Variole du singe : Bill Gates n’a jamais prédit d’épidémie
Auteur : Nicolas Kirilowits, journaliste
Relectrice : Clara Robert-Motta, journaliste
Liens d’intérêts ou fonctions politiques déclarés des intervenants à l’article : aucun
Secrétariat de rédaction : Etienne Merle, journaliste
Source : Post Facebook, le 16 août 2024
Visiblement très bien informé, le fondateur de Microsoft aurait « annoncé la variole du singe en mai 2022 », affirme un post Facebook. Une fausse nouvelle qui circule en réalité depuis des années sur les réseaux sociaux et qui ressurgit après l’annonce de l’OMS d’une situation d’urgence par rapport au mpox.
Bill Gates, le roi de l’informatique serait aussi, vous ne le saviez peut-être pas, le maître des horloges du calendrier pandémique mondial. Enfin c’est ce croient certains internautes, rois, eux, de la désinformation. Alors que l’OMS s’inquiète de la recrudescence du nombre de cas de mpox (aussi appelée variole du singe), au point de déclencher “une urgence de santé publique de portée internationale”, les publications et les fausses rumeurs se multiplient autour de cette nouvelle épidémie.
Ainsi un groupe Facebook a relayé, seulement deux jours après l’alerte émise par l’OMS, une déclaration du médecin Christian Perronne, faite début juillet dans une interview au site Kairos, affirmant que “Bill Gates avait annoncé la variole du singe en mai 2022”. Une allégation mensongère et ancienne comme le prouve ces nombreux articles de fact-checking (AFP, Le Monde, dpa, TF1) datés d’il y a deux ans.
Une fausse nouvelle remâchée
Tout part d’un exercice de simulation de crise sanitaire organisé par l’ONG américaine Nuclear Threat Initiative (NTI) en mars 2021. Durant cet exercice destiné à des “leaders actuels et passés”, les participants devaient suivre un scénario et proposer des solutions au fur et à mesure. Le but de cette situation fictionnelle : s’exercer afin de réduire les menaces biologiques à haut risque dans le futur.
Or, cet exercice misait sur un scénario de crise sanitaire causé par la variole du singe (mpox) débutant en mai 2022 pour se propager progressivement durant des mois.

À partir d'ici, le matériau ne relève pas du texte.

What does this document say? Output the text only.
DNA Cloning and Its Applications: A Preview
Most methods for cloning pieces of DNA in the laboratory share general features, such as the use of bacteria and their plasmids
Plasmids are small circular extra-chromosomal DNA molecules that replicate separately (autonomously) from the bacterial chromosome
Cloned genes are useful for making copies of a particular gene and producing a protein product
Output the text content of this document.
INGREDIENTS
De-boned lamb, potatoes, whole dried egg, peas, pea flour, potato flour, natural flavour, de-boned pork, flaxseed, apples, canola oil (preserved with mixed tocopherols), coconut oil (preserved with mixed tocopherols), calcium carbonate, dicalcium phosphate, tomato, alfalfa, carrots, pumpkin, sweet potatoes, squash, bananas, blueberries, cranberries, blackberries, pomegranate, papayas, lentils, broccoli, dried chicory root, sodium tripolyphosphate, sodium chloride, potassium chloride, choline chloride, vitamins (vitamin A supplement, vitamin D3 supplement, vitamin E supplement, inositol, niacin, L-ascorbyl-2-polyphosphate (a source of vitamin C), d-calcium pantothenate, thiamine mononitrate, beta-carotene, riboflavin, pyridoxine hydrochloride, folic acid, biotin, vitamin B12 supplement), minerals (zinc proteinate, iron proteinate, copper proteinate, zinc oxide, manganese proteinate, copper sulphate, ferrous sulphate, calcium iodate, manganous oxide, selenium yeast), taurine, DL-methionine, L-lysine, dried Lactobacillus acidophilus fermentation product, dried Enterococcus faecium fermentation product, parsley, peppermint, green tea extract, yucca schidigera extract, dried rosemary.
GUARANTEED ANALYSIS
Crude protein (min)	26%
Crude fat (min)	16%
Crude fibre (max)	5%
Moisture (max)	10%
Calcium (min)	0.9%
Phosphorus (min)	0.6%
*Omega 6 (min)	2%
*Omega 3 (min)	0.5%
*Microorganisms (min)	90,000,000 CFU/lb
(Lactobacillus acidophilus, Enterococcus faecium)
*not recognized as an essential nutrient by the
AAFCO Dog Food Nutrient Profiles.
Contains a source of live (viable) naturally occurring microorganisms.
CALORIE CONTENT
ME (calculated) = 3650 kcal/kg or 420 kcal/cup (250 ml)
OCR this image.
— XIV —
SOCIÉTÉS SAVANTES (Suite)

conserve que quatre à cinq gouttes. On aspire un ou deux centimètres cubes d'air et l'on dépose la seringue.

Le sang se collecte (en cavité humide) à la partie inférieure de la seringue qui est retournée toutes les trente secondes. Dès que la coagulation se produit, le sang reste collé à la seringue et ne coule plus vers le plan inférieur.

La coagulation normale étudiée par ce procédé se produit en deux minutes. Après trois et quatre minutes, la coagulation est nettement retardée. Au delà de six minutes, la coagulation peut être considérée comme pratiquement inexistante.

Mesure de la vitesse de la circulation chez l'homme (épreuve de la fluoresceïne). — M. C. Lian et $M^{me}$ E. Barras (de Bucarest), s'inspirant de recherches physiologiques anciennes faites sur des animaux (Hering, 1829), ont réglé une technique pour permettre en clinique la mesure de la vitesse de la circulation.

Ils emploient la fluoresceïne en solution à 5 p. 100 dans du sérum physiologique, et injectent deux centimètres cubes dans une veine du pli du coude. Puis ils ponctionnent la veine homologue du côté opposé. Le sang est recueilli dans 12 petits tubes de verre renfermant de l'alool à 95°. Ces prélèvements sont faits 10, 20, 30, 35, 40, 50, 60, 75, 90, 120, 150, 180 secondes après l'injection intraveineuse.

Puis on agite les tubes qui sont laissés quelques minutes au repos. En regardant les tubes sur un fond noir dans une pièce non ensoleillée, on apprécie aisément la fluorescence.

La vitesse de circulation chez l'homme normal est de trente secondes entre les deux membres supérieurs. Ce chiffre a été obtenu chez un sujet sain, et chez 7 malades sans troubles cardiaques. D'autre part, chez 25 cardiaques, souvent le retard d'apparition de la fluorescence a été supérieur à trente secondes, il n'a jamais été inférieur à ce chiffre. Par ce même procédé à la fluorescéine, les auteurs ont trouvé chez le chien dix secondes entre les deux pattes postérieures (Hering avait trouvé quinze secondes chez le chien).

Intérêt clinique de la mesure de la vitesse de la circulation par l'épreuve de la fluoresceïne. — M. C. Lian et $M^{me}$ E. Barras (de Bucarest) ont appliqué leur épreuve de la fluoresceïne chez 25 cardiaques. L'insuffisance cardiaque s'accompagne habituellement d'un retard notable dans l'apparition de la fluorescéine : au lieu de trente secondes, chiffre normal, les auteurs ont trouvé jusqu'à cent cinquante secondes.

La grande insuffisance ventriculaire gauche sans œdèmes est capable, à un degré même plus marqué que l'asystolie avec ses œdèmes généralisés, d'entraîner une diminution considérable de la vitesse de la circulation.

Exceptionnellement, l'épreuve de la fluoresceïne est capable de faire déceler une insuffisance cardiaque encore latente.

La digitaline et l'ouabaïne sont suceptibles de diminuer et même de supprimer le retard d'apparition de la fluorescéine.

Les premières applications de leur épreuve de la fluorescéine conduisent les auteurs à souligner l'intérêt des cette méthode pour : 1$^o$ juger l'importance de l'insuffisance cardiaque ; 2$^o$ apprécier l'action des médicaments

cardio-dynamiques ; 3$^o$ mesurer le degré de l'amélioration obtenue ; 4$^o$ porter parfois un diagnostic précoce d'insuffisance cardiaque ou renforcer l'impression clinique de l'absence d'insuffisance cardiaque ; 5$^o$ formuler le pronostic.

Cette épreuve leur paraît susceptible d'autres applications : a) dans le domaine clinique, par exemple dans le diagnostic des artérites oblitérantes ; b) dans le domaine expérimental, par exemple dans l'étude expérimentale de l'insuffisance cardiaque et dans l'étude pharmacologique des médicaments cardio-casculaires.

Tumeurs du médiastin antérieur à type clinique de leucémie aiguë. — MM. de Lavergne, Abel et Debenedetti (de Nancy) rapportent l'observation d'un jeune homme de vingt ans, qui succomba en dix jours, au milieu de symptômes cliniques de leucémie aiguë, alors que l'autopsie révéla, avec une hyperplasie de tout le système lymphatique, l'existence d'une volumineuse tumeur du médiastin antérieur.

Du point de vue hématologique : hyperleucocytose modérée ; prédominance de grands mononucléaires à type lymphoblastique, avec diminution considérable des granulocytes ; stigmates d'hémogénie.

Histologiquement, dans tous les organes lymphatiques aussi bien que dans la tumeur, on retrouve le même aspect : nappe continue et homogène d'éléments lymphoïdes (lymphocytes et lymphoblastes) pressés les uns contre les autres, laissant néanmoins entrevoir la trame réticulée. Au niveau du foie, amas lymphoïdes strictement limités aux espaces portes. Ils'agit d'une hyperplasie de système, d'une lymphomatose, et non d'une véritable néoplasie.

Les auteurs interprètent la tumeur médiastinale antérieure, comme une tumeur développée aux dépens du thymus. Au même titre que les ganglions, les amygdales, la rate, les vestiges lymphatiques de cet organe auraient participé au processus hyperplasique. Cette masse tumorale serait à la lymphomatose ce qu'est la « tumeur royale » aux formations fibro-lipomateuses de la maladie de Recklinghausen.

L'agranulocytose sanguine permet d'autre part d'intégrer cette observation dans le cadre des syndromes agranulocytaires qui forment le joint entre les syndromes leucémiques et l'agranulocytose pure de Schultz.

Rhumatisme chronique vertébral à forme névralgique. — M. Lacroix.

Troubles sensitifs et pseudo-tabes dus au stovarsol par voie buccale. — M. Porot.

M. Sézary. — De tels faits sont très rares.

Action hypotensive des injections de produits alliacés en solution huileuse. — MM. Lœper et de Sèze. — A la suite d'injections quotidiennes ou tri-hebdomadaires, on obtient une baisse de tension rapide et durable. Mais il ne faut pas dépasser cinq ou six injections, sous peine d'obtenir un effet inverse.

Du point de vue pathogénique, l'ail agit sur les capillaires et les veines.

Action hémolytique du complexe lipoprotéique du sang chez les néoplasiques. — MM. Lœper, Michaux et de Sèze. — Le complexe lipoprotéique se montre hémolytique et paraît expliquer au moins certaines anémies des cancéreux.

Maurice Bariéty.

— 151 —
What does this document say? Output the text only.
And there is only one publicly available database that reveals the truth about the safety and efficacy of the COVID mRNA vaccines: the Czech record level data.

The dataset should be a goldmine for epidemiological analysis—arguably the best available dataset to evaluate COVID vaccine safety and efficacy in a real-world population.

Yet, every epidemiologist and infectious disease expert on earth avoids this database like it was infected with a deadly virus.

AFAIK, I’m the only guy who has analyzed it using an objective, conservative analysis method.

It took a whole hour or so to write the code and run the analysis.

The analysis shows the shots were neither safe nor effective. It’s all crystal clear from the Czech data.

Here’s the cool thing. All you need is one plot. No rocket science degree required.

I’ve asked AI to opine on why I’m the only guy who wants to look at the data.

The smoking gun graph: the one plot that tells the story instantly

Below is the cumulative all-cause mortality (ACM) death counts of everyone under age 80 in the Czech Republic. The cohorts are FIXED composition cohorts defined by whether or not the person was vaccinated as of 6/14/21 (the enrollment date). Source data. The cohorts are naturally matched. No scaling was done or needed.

Quelques mois après cet exercice, en mai 2022, une épidémie de mpox s’est effectivement déclarée, provoquant déjà à l’époque une alerte internationale de l’OMS. Il n’en fallait pas plus évidemment pour que certains croient enfin tenir la preuve absolue que l’épidémie, comme celle du Covid19 avant elle, était orchestrée par quelques puissants, dont Bill Gates.
Le père de Microsoft est accusé, à travers sa fondation, d’être l’un des financeurs du Nuclear Threat Initiative, organisatrice de l’exercice de simulation. Il est vrai que la fondation Bill et Melinda Gates finance, en partie, le NTI. Précisons, que la fondation Gates s’inscrit dans une longue liste de financeurs comme le prouve le dernier rapport annuel de l’ONG.
Le hasard comme coupable
Pour éteindre les rumeurs, NTI affirmait en mai 2022, dans un communiqué de presse et une série de Questions/Réponses que “le fait que plusieurs pays connaissent actuellement une épidémie de variole du singe est une pure coïncidence”.
Pour le NTI le choix de la variole du singe s’explique simplement par une question de vraisemblance dans les scénarios. “Les risques posés par la variole du singe sont bien documentés depuis des années par de multiples autorités de santé publique ; les informations contenues dans notre scénario fictif ne sont pas nouvelles.”
De fait, comme l’explique notamment l’Institut Pasteur sur son site Internet, la mpox ou variole du singe “a été isolée pour la première fois en 1958, au sein d’une colonie de singes à Copenhague, au Danemark”.
Désireuse de permettre aux participants de son scénario fictif “de discuter des améliorations urgentes à apporter aux capacités mondiales de prévention et de réponse aux pandémies.”, l’ONG américaine assure avoir “choisi la variole du singe parmi une série d’options proposées” par ses experts. Autrement dit, sauf preuve contraire, seul le hasard peut être incriminé ici. D’ailleurs, le NTI avait également organisé des simulations en 2019 et 2020.
Aussi, à toutes fins utiles, rappelons que Christian Perronne, l’auteur de la déclaration sur laquelle se base la publication mensongère, a été démis de ses fonctions au sein de l’Assistance Publique des Hôpitaux de Paris (AP-HP) en décembre 2020 pour “des propos considérés comme indignes de la fonction qu’il exerce” en lien avec la pandémie de la Covid19. Cet article de Conspiracy Watch retrace par ailleurs une série de controverses le concernant. En voilà une de plus.